Photo: Private Collection, San Francisco, CA

The last of the wooden crosses was torn down from the top of Lone Mountain in 1930. And in 1932 construction began on the Spanish Gothic style building for the San Francisco College for Women, Sacred Hearts of Jesus and Mary. A beautiful garden stairway, called the "Spanish Steps" after those in Rome, marks the entrance on Turk Street. This property was acquired by the University of San Francisco in 1978 as an extension to its campus next to St. Ignatius Church.

After the third St. Ignatius Church on Hayes and Van Ness was destroyed by fire in 1906, a new church was begun "as a Jesuit act of faith" on former Masonic Cemetery land at Parker and Fulton.
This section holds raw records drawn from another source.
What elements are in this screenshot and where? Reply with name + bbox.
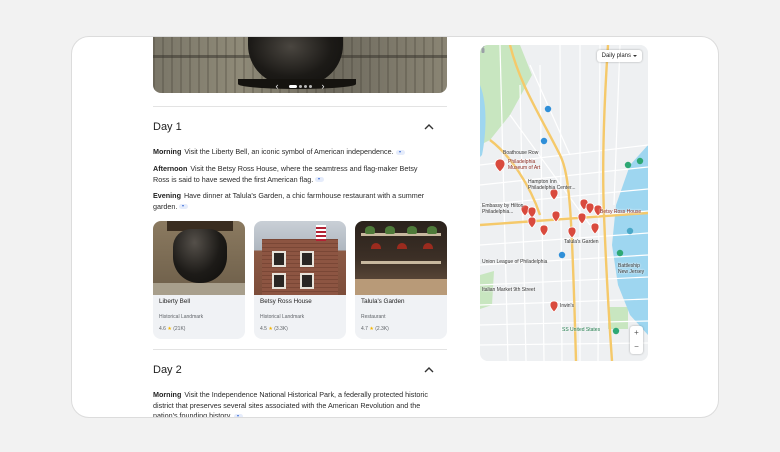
- place-rating: 4.5 ★ (3.3K): [260, 326, 288, 332]
- map-label: SS United States: [562, 327, 601, 333]
- itinerary-entry: Afternoon Visit the Betsy Ross House, whe…: [153, 164, 429, 185]
- place-card-talulas-garden[interactable]: Talula's Garden Restaurant 4.7 ★ (2.3K): [355, 221, 447, 339]
- star-icon: ★: [167, 326, 172, 332]
- carousel-dot[interactable]: [298, 84, 302, 88]
- place-name: Betsy Ross House: [260, 298, 312, 305]
- map-view[interactable]: Boathouse Row Philadelphia Museum of Art…: [480, 45, 648, 361]
- daily-plans-dropdown[interactable]: Daily plans: [596, 50, 642, 62]
- carousel-controls: ‹ ›: [271, 81, 329, 91]
- chevron-left-icon[interactable]: ‹: [271, 81, 283, 91]
- expand-icon[interactable]: [315, 177, 325, 183]
- entry-text: Visit the Independence National Historic…: [153, 390, 428, 418]
- day-title: Day 1: [153, 121, 182, 133]
- entry-text: Visit the Liberty Bell, an iconic symbol…: [184, 147, 394, 156]
- entry-time: Afternoon: [153, 164, 188, 173]
- map-label: Philadelphia Museum of Art: [508, 159, 541, 171]
- carousel-dot[interactable]: [303, 84, 307, 88]
- map-label: Union League of Philadelphia: [482, 259, 548, 265]
- map-label: Irwin's: [560, 303, 575, 309]
- map-label: Talula's Garden: [564, 239, 599, 245]
- map-label: Betsy Ross House: [600, 209, 642, 215]
- map-label: Embassy by Hilton Philadelphia...: [482, 203, 524, 215]
- place-type: Historical Landmark: [159, 314, 204, 320]
- section-divider: [153, 349, 447, 350]
- entry-text: Visit the Betsy Ross House, where the se…: [153, 164, 418, 184]
- place-card-betsy-ross-house[interactable]: Betsy Ross House Historical Landmark 4.5…: [254, 221, 346, 339]
- place-type: Restaurant: [361, 314, 386, 320]
- map-label: Hampton Inn Philadelphia Center...: [528, 179, 576, 191]
- entry-time: Morning: [153, 390, 182, 399]
- place-type: Historical Landmark: [260, 314, 305, 320]
- itinerary-entry: Evening Have dinner at Talula's Garden, a…: [153, 191, 429, 212]
- caret-down-icon: [633, 55, 637, 57]
- star-icon: ★: [268, 326, 273, 332]
- place-name: Talula's Garden: [361, 298, 405, 305]
- zoom-controls: + −: [630, 326, 643, 354]
- place-rating: 4.6 ★ (21K): [159, 326, 186, 332]
- expand-icon[interactable]: [395, 149, 405, 155]
- place-photo: [153, 221, 245, 295]
- place-photo: [254, 221, 346, 295]
- zoom-in-button[interactable]: +: [630, 326, 643, 340]
- daily-plans-label: Daily plans: [601, 53, 631, 59]
- place-card-liberty-bell[interactable]: Liberty Bell Historical Landmark 4.6 ★ (…: [153, 221, 245, 339]
- map-label: Italian Market 9th Street: [482, 287, 536, 293]
- place-cards: Liberty Bell Historical Landmark 4.6 ★ (…: [153, 221, 447, 339]
- map-label: Battleship New Jersey: [618, 263, 645, 275]
- entry-text: Have dinner at Talula's Garden, a chic f…: [153, 191, 425, 211]
- itinerary-entry: Morning Visit the Liberty Bell, an iconic…: [153, 147, 429, 158]
- hero-image-carousel[interactable]: ‹ ›: [153, 37, 447, 93]
- pegman-icon[interactable]: [480, 45, 486, 53]
- map-label: Boathouse Row: [503, 150, 539, 156]
- itinerary-entry: Morning Visit the Independence National H…: [153, 390, 429, 418]
- place-photo: [355, 221, 447, 295]
- chevron-right-icon[interactable]: ›: [317, 81, 329, 91]
- carousel-dot[interactable]: [288, 84, 297, 88]
- itinerary-panel: ‹ › Day 1 Morning Visit the Liberty Bell,…: [153, 37, 447, 418]
- itinerary-card: ‹ › Day 1 Morning Visit the Liberty Bell,…: [71, 36, 719, 418]
- expand-icon[interactable]: [233, 413, 243, 417]
- star-icon: ★: [369, 326, 374, 332]
- chevron-up-icon[interactable]: [423, 365, 435, 375]
- carousel-dots: [288, 84, 312, 88]
- entry-time: Morning: [153, 147, 182, 156]
- chevron-up-icon[interactable]: [423, 122, 435, 132]
- section-divider: [153, 106, 447, 107]
- expand-icon[interactable]: [179, 204, 189, 210]
- place-name: Liberty Bell: [159, 298, 191, 305]
- place-rating: 4.7 ★ (2.3K): [361, 326, 389, 332]
- day-title: Day 2: [153, 364, 182, 376]
- entry-time: Evening: [153, 191, 181, 200]
- carousel-dot[interactable]: [308, 84, 312, 88]
- zoom-out-button[interactable]: −: [630, 340, 643, 354]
The Neo-Baroque style structure was built between 1910 and 1914 with a tin roof, steel frame, engaged fluted columns of terra cotta, pressed brick walls containing over 250,000 bricks, and 128 clerestory windows. Its twin towers could be seen by ships at sea. The 5,824-pound bell in the campanile had been saved from the church on Hayes and Van Ness. Today St. Ignatius is illuminated in the evenings and sits golden in the moonlight on its hill.

The Lone Mountain, Laurel Hill, Jordan Park area has changed dramatically over the past 150 years. The sand dunes have disappeared, and the cemeteries are gone. Today the neighborhood is a vibrant residential, commercial, and university community. Although its character will continue to change as time goes on, such monuments as the Pioneer's Memorial Plaque (at the entrance to U.C.'s Laurel Hill campus) and the green-domed Columbarium, if they are preserved, will continue to serve as tangible reminders of the area's past.